Quando Culum acordou, sentia-se em paz.
— Olá, papai.
— Você está bem, rapaz?
— Agora, estou bem. — Ele se levantou.
Estava frio na praia, à sombra do rochedo, mas ao sol ficava mais quente. A frota estava tranqüilamente ancorada e os navios-tênderes navegavam velozmente, de um lado para outro. Havia menos navios do que antes.
— É ali que ficará a Grande Casa? — perguntou Culum, apontando para o outeiro.
— Sim. É ali que podemos morar no outono, até à primavera. O clima é ótimo, então.
— Como se chama o vale?
— Não tem nome. — Struan movimentou-se para o sol e tentou dominar a dor entranhada em seus ombros e nas costas.
— Deveria ter um nome.
— A pequena Karen, sua prima Karen, a filha mais nova de Robb, quer chamá-lo Vale Feliz. Teríamos sido felizes ali. — voz de Struan ficou mais carregada. — Eles sofreram muito?
— Sim.
— Você vai me contar como foi?
— Agora não.
— A pequena Winifred. Ela morreu antes de você partir?
— Não. Mas estava muito fraca. Os médicos disseram que estando tão fraca... Os médicos só deram de ombros e foram embora.
— E o avô?
— A peste nunca o atingiu. Ele chegou como o vento até nós, e então levou Winifred. Fui para a casa de tia Uthenia para ajudar. Mas não ajudei. Struan encarava o porto, sem vê-lo.
— Você contou ao tio Robb?
— Sim. Acho que sim.
— Pobre Robb. É melhor eu ir para bordo. — Struan estendeu a mão e pegou os despachos, meio enterrados na areia. Estavam fechados. Ele limpou a areia.
— Desculpe — disse Culum. — Eu esqueci de entregá-los a você.
— Nada, rapaz.
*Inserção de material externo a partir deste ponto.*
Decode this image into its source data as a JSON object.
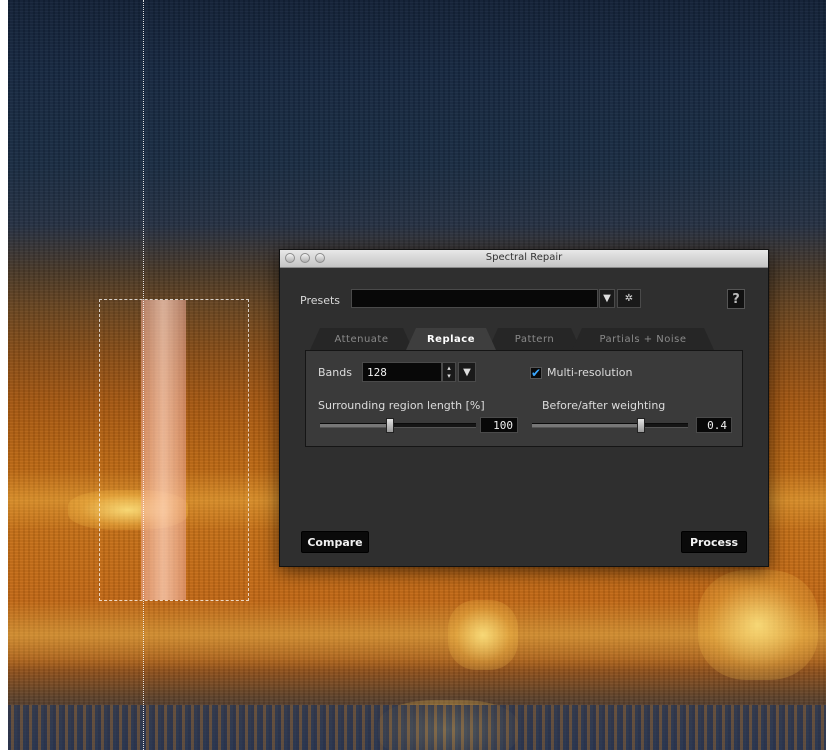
{
  "window": {
    "title": "Spectral Repair"
  },
  "presets": {
    "label": "Presets",
    "value": "",
    "dropdown_glyph": "▼",
    "gear_glyph": "✲",
    "help_glyph": "?"
  },
  "tabs": [
    {
      "label": "Attenuate",
      "active": false
    },
    {
      "label": "Replace",
      "active": true
    },
    {
      "label": "Pattern",
      "active": false
    },
    {
      "label": "Partials + Noise",
      "active": false
    }
  ],
  "bands": {
    "label": "Bands",
    "value": "128",
    "stepper_up": "▴",
    "stepper_down": "▾",
    "dropdown_glyph": "▼"
  },
  "multi_resolution": {
    "label": "Multi-resolution",
    "checked": true,
    "check_glyph": "✔"
  },
  "surrounding_region": {
    "label": "Surrounding region length [%]",
    "value": "100",
    "level": 0.45
  },
  "weighting": {
    "label": "Before/after weighting",
    "value": "0.4",
    "level": 0.7
  },
  "buttons": {
    "compare": "Compare",
    "process": "Process"
  },
  "colors": {
    "accent": "#3aa8ff",
    "dialog_bg": "#2f2f2f",
    "panel_bg": "#3a3a3a"
  }
}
Você os entregou — Struan viu uma chalupa dirigindo-se para a praia. Isaac Perry estava à popa.
— Boa-tarde, Sr. Struan — disse Perry, cautelosamente. — Meus pêsames pela perda que sofreu.
— Como está Robb?
Perry não respondeu. Ele caminhou para a praia e gritou à tripulação: “Depressa!” e Struan ficou imaginando, em sua mente ferida e obscurecida, por que Perry tinha medo dele. Não havia razão para ter medo. Nenhuma.
Os homens carregaram para a praia uma mesa, bancos, e alimento, chá, conhaque e roupas.
— Depressa! — Perry repetiu, com irritação. — E vão embora! Para longe daqui, para o inferno, mas fiquem afastados!
Os remadores empurraram rapidamente a chalupa, fazendo-a retroceder, ficaram por sobre as ondas, satisfeitos de estarem longe. Struan ajudou Culum a vestir roupas secas e depois enfiou-se numa camisa limpa, pregueada, e num jaquetão mais quente. Perry ajudou-o a tirar suas botas encharcadas.
— Obrigado — disse Struan.
— Está doendo? — perguntou Culum, vendo as botas.
— Não.
— Quanto ao Sr. Robb, senhor — disse Perry. — Depois que Culum saiu, ele foi procurar bebida. Eu lhe disse que não, mas não quis ouvir. — Ele continuou, com hesitação. — O senhor tinha dado ordens. Então, a cabina ficou meio torta, mas eu tirei a bebida de suas mãos. Quando ele voltou a si, estava bem. Eu o levei a bordo do China Cloud e entreguei-o à sua mulher.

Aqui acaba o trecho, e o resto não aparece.